2007-11-05 13:59:21 · 3 answers · asked by noodlesmycat 4 in Social Science Psychology

The beginning of this question is 5 minutes earlier. Same question but "about my neighbor (former drug addict)? I apologize. This was the first time I've ever posted a question & it said that I had run out of space.

2007-11-05 14:18:29 · update #1

& I agree. Without reading this 2nd half of my original (obviously the 1st respondents didn't read it in its entirety), I would also say that it was none of "my" business.

2007-11-05 14:21:00 · update #2

Viento, bless you. You are so sweet. This was my first time to ever ask a question & I screwed up, therefore my question is actually in 2 parts. It said I had run out of space in my first question. You are seeing the second half. Maybe I should delete both questions & start all over? What do you suggest?
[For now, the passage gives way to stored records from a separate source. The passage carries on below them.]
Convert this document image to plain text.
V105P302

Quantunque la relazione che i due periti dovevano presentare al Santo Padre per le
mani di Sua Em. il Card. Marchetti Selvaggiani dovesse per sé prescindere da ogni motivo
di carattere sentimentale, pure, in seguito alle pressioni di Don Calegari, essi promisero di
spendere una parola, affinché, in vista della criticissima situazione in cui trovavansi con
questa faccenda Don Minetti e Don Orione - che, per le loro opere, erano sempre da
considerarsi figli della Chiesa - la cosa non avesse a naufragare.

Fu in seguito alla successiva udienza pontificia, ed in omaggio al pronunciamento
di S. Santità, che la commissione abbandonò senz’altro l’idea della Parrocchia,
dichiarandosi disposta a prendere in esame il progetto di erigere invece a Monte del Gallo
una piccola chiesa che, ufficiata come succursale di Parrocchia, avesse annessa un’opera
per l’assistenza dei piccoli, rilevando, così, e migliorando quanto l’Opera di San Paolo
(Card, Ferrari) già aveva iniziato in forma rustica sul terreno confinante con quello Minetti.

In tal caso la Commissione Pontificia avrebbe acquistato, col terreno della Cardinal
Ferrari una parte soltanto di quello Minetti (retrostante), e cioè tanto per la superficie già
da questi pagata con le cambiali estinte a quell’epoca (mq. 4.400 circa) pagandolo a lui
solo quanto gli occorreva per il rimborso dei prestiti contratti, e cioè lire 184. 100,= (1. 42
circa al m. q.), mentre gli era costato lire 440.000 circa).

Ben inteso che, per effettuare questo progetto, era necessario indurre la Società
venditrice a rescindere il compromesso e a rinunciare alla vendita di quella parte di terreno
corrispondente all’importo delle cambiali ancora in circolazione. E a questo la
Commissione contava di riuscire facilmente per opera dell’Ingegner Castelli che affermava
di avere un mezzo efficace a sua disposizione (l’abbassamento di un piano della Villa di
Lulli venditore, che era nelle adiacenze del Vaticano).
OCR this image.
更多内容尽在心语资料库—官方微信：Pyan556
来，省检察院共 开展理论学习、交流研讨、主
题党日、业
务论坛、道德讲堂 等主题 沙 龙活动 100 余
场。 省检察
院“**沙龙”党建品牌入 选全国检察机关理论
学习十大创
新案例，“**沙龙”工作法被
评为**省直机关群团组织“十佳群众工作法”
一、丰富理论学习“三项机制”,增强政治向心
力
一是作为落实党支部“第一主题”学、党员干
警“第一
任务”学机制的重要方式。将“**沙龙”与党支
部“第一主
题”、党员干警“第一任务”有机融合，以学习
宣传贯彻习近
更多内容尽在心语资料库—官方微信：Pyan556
2007-11-05 14:38:54 · update #3

I can't find out how to combine my first part so I'll just put it here. Sorry, next time I'll read the guidelines, duh! Btw, thanks to everyone who has answered both even if you didn't get the full question.

PLEASE READ THIS BEFORE RESPONDING, THANK YOU.

Psychology/Parenting? What should I do about my neighbor (former drug addict)? Part I

For 2 years, I have been renovating my house. My 8 yr. old daughter & I were not living in the house during the work. We moved back in the week school started in August. Ever since my child was 3, she's been friends with this little girl (same age), who was being raised by her grandparents (who are very respected members of this community & also happen to be a great couple), while their daughter was in prison & subsequently drug rehab. While we weren't living in our house, the "mother's" parents bought the house directly across the street from me for their daughter & her child (my daughter's friend). When their daughter got out of prison/rehab,

2007-11-05 16:17:36 · update #4

she & her daughter moved in. I had never met her before, but I knew her parents. I know they had custody during their daughter's "stint", & may still have(?). When I was 1st getting to know their daughter, she said something that I've never forgotten. She was complaining about her boyfriend, who she'd just met & was already allowing him to mooch off her (really her parents). She said something to the effect that "oh right, I still have to work on my man problem". Since him (a real scum bag, as all the rest so far), she has had a steady stream of boyfriends moving in & out, all with her daughter in the house & all with her parents (who are humiliated & shouldn't be) footing the bills. This latest one is the scariest of all of them. End of Question Part I. Once again, I apologize.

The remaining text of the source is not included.